A strong email campaign is an essential element for any business. This is what makes it so much more frustrating if your emails are landing straight in the spam folder. The best way to deal with this is by making sure that you improve your email deliverability as much as possible.
What’s in this article?
This guide will take you through exactly what email deliverability is, why it is important to your business, and how you can improve your business’s email deliverability in 2021.
What is email deliverability?
Simply put, email deliverability is your ability to ensure that your emails are successfully delivered into your contact’s inbox without their email provider flagging them as spam and tossing them into the junk pile.

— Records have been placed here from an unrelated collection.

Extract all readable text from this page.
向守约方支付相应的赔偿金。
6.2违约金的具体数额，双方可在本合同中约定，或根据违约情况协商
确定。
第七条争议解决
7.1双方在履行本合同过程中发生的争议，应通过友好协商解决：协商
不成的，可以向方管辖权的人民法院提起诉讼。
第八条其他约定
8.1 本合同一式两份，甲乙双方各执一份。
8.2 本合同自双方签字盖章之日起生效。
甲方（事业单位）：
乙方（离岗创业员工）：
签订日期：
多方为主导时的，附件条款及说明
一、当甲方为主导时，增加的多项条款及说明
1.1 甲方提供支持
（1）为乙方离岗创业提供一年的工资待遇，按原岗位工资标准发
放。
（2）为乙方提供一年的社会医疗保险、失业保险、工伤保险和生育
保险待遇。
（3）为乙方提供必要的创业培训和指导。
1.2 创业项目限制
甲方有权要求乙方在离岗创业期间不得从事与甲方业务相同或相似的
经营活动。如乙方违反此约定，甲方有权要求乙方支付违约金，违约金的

In order to reach your contact’s inbox, an email has to pass through various filters on both ends. When it arrives at the inbox server, it must pass an IP check to ensure that it is coming from a trusted source, as well as passing through whatever spam filters your contact may have set up.
Deliverability is how well your emails succeed in passing through these checks and filters.
Deliverability Vs. delivery
One of the most common mistakes that a lot of businesses make is that they conflate deliverability with delivery. While these two things might seem similar at first glance, and it’s true that there is a certain degree of crossover between the two, there are a lot of very important differences between the two.
Knowing those differences can often make all the difference in ensuring that your email campaigns are actually reaching the people you’re sending them to.
Email delivery refers to whether or not the server of your contact’s email provider actually received the email. An issue with email delivery will result in scenarios such as you receiving a message from the recipient’s email server alerting you to the fact that the email has bounced, the term for the email being rejected.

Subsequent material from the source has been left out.